CHAR和VARCHAR都计算字符。它们都计算给定字符编码和长度所需的最大存储空间。对于ASCII,每个字符是1字节。对于UTF-8,每个字符需要3个字节(而不是您所期望的4个字节,因为MySQL的Unicode支持由于某些原因而瘫痪,而且它不支持任何Unicode字符,这些字符在UTF-8中需要4个字节)。到目前为止,CHAR和VARCHAR是相同的。

Now, CHAR just goes ahead and reserves this amount of storage.

现在,CHAR就保留了这么多的存储空间。

VARCHAR instead allocated 1 or 2 bytes, depending on whether this maximum storage is < 256 or ≥ 256. And the actual amount of space occupied by the entry is these one or two bytes, plus the amount of space actually occupied by the string.

VARCHAR分配1或2字节,而是取决于这个最大存储是< 256或≥256。条目实际占用的空间是这一两个字节,加上字符串实际占用的空间。
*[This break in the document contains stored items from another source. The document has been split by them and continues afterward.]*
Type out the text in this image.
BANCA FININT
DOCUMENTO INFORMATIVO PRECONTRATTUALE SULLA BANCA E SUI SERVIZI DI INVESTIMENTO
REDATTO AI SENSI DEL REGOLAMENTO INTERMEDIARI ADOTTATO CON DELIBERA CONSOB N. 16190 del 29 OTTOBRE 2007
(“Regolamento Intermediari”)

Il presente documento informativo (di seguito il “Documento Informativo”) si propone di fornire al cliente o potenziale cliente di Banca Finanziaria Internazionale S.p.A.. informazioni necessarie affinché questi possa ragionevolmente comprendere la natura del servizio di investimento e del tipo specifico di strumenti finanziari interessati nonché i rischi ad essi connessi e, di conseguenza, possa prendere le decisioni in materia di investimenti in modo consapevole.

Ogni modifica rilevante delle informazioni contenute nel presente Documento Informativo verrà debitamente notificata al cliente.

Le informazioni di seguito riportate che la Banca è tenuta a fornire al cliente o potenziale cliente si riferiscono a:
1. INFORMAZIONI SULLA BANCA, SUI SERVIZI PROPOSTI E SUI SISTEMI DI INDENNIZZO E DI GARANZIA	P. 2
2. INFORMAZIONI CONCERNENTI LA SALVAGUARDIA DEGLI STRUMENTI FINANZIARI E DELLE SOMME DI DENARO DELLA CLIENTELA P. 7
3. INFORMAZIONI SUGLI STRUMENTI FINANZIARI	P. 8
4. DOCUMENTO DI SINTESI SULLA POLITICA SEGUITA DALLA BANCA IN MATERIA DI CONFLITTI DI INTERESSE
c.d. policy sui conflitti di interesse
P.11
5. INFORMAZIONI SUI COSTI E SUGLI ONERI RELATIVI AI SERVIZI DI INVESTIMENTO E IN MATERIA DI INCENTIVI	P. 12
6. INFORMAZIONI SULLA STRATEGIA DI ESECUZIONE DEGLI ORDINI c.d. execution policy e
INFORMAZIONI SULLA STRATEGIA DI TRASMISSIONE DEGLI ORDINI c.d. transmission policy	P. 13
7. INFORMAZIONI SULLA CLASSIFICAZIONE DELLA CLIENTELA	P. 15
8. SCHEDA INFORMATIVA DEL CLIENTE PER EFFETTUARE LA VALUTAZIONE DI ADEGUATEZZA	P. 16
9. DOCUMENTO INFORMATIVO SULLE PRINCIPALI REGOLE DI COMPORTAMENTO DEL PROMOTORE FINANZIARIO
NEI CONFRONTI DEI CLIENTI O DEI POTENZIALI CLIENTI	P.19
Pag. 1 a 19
Interestingly, this makes 85 a magic number for UTF-8 VARCHAR:

有趣的是,这使85成为UTF-8 VARCHAR的神奇数字:

  • VARCHAR(85) uses 1 byte for the length because the maximum possible length of 85 (crippled) UTF-8 characters is 3 × 85 = 255.
  • VARCHAR(85)使用1个字节的长度,因为最大可能85(瘫痪)utf - 8字符3×85 = 255。
  • VARCHAR(86) uses 2 byte for the length because the maximum possible length of 86 (crippled) UTF-8 characters is 3 × 86 = 258.
  • VARCHAR(86)使用2字节的长度,因为86年的最大可能的长度(瘫痪)utf - 8字符是3×86 = 258。